Yay, a new iTunes gift card — thanks, Jenn! I love the instant gratification of injecting new blood into my music library. A few new mini-reviews:
Panzerballett, Starke Stücke (2008). I fell in love with Panzerballett’s self-titled debut instantaneously (reviewed here). This band mixes together my favorite aspects of several music genres: funk, jazz, progressive, and complicated math-metal. Starke Stücke (“strong pieces”) is more of the same even better, propelling Panzerballett very quickly to the top of my favorite bands list. Even more remarkable is this album is largely composed of covers, and I’m not a fan of covers usually — but make no mistake, these cover tunes pretty much count as original compositions. My favorite covers here are the opening spazz attack of Henry Mancini’s “The Pink Panther” and a totally demented version of Weather Report’s “Birdland” (which sounds like it’s been run through a Meshuggah filter — for me this is “holy shit!” music). They even manage to take original tunes I don’t much care for (“Thunderstruck” by AC/DC and — gasp — “Winds of Change” by the Scorpions) and transform them into incredible cross-genre fusions. They also cover themselves, adding hilarious-sounding German lyrics and opera vocals to their first album’s “Zickenterror.” The only tunes that I couldn’t identify as covers — “M.W.M.I.O.F.R.,” “Friede, Freude, Fußball,” and my very favorite track, “Dreamology” — are equally amazing works. As far as I’m concerned, these guys can’t release music fast enough…and happily, it looks like there’s another one I haven’t heard yet already in the pipeline.

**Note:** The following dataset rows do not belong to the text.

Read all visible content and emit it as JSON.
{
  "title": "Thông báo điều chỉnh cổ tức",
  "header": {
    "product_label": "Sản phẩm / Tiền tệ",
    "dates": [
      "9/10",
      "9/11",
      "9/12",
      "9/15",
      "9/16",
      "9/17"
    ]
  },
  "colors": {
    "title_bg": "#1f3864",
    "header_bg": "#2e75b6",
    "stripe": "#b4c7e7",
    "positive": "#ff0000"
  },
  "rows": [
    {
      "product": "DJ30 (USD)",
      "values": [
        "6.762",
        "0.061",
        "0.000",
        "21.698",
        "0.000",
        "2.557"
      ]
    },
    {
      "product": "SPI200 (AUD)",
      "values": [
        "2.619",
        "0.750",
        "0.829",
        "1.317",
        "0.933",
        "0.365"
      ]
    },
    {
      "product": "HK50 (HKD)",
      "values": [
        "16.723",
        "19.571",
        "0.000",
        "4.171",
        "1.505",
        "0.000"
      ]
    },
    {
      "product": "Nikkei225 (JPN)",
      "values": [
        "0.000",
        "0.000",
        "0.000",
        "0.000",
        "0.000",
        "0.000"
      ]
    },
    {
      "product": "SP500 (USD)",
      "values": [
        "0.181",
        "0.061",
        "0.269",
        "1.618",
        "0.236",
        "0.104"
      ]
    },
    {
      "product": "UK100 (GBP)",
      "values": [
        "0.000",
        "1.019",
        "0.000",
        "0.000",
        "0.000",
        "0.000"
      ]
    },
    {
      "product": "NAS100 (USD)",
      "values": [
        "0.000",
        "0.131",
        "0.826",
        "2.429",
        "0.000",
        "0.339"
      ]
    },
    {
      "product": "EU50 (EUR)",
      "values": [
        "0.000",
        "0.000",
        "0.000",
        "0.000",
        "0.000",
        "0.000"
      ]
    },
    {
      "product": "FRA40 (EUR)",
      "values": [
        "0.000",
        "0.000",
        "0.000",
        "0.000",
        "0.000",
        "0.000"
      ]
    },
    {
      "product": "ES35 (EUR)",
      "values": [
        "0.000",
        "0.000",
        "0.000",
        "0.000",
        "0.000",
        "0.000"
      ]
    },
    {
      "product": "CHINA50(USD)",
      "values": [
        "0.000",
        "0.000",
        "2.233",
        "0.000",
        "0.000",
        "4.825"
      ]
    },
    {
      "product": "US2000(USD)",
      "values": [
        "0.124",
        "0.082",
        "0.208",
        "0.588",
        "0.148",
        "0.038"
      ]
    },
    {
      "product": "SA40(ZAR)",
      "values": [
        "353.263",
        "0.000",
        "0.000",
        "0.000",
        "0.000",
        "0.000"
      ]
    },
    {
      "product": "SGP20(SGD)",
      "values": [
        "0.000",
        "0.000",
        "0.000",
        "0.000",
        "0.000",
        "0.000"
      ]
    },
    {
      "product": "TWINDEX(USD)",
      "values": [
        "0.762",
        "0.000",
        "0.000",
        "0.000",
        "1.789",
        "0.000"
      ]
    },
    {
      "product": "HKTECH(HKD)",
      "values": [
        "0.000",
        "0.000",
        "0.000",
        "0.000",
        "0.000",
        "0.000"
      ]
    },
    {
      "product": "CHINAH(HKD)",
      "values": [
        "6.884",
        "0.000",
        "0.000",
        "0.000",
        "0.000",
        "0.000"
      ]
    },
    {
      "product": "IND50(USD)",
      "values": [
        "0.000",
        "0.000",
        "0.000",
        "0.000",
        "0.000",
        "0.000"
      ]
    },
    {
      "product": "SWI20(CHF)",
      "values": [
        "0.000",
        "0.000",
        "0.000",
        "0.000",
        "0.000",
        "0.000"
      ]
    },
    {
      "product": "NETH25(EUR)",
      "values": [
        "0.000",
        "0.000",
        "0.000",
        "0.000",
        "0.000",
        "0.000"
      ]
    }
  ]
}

Steroid Maximus, Quilombo (2009). I also reviewed Steroid Maximus’ previous album Ectopia (here), and loved it. This more recent album is…well, somewhat less of the same. Like Ectopia it’s an album of eclectic instrumental music combining samples, loops, and effects; its best tunes in my opinion (“Life in the Greenhouse Effect,” “Fighteous,” and the title track) have kind of a noirish, hard-boiled jazz-funk flare that I find very agreeable. Unfortunately for me, the majority of the album consists of a more experimental, ambient noise composition, that would probably make effective background for a creepy film, but may just be too weird for casual listening (even for me). So there’s some good stuff here, but I found Ectopia much more consistently enjoyable. (Side note: I just found out J.G. Thirlwell, whose project this is, also composed the music for The Venture Brothers cartoon, which is a soundtrack I need to find!)

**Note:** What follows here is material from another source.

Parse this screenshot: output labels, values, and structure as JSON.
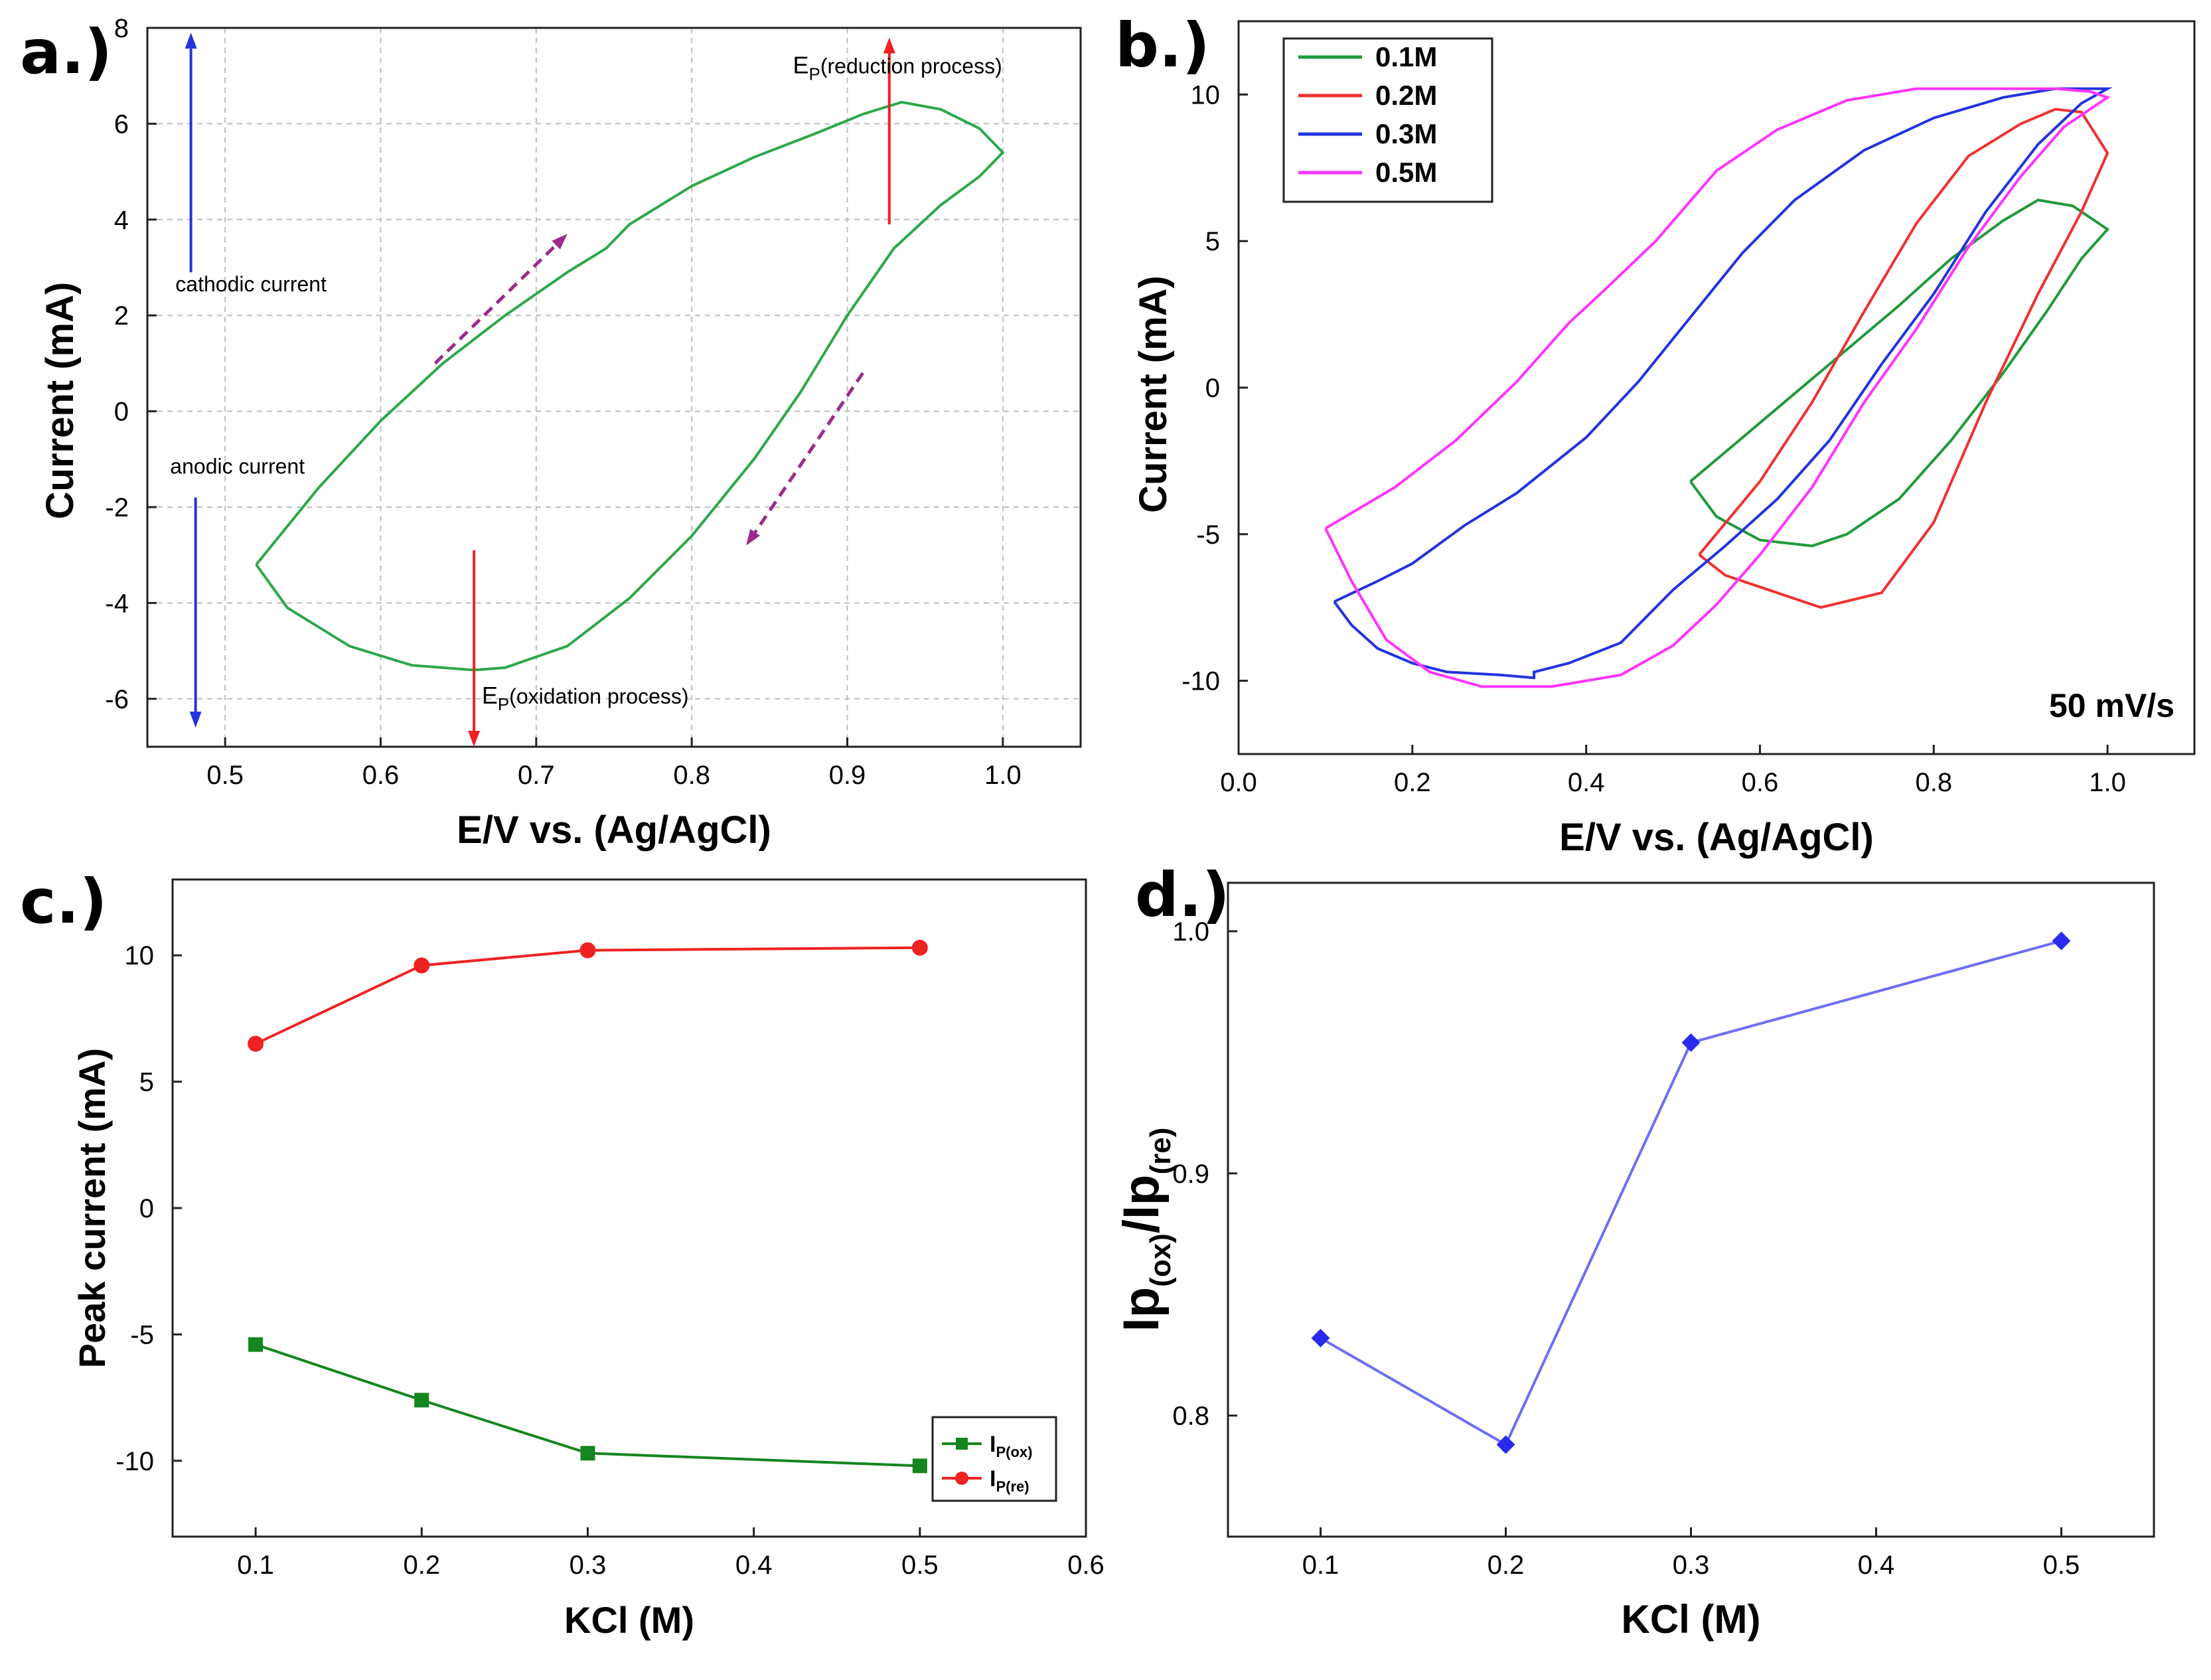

Stewart Copeland, The Rhythmatist (1985). There’s something a little magical about reconnecting with an album that’s fallen out of your life for a while. That’s the experience I had listening to The Rhythmatist, Stewart Copeland’s first post-Police solo project, which I hadn’t heard since my tape deck went the way of the dodo. Oddly, I remember being a little disappointed with this when I first heard it — I can hear the Teenage Me saying “it’s not Police-y enough!” — but clearly it made an impression because hearing it now I suddenly remember it all fondly. Copeland’s drumming for The Police always blew me away, and his kit skills are very much on display here, but there’s also tons of other cool percussion and world music coloring this one (Copeland’s African influences loom large), as well as lots of soundtrack-y eighties keyboard work. This last, perhaps, renders it a product of its time, but even so the album holds up extremely well for being — gasp — twenty-five years old! My favorite tracks remain the largely instrumental ones (“Coco,” “Gong Rock,” “Franco,” and “Serengeti Long Walk”), but the album is chock full of cool stuff.